Oh hey, there’s another interesting thing: Ishmael conceives of himself as a minor but ultimately essential player in a cohesive story, whereas Ahab doesn’t suggest that there’s any grand purpose to the path he’s on (at least not as far as I remember, but I could be forgetting something). That’s sort of counterintuitive, because Ishmael is so content to fade into the background, whereas Ahab is generally—there’s really no nice way of saying this, but I promise I’m saying it with a heavy dose of empathy—obsessed with his own issues. But then, I guess Ishmael perceives the Fates acting on him from the outside, moving him around like a chess piece by presenting “springs and motives” to him, whereas Ahab sees his own soul as having been shaped by fate. The latter is definitely more self-centered than the former. Again, that sounds harsh, but I swear I’m not saying Ahab thinks too highly of himself or whatever. On the contrary, I think Ishmael seems to have a much healthier sense of self-esteem than Ahab does. Sad face.

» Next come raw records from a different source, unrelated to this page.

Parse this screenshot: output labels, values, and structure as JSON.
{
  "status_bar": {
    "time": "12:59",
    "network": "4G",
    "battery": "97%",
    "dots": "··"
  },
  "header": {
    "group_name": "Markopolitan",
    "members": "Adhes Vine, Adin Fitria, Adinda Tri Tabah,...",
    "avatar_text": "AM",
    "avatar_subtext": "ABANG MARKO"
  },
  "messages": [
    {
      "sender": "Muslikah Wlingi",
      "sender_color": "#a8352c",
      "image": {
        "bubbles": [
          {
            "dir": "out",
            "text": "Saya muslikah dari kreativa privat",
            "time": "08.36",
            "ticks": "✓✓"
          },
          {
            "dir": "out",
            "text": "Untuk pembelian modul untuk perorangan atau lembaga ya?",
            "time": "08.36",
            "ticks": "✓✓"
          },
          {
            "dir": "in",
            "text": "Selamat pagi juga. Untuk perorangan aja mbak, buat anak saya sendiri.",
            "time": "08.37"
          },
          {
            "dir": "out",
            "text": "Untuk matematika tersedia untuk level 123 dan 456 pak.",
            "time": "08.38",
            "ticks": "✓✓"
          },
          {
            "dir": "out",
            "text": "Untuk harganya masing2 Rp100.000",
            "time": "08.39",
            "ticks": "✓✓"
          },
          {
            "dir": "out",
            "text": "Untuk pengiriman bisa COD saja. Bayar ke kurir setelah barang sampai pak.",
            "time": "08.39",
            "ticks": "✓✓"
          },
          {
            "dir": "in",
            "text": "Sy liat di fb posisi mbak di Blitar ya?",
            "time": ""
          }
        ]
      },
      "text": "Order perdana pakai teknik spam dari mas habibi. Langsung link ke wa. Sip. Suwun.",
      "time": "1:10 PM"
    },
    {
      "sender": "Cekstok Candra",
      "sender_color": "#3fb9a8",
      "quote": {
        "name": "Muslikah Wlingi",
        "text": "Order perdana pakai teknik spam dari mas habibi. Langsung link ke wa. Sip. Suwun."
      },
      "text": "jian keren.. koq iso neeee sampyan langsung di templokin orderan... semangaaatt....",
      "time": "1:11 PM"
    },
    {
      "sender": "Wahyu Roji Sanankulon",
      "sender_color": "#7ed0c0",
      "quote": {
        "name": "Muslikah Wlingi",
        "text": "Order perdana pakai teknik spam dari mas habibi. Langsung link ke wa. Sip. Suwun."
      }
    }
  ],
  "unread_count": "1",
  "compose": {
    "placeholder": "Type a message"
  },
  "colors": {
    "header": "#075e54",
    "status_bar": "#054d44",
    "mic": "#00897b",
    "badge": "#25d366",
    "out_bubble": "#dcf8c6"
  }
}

Ishmael and Ahab are so very different, which is what makes it so interesting to note the things they have in common. But then, once you’ve noted a commonality, the really interesting part is looking a little deeper and noticing where the commonality breaks down...and then the really REALLY interesting part is noticing where it doesn’t break down even upon close inspection.
Side note, I think it’s very on-brand that Ishmael uses a theatrical metaphor for Fate and Ahab uses a nautical one.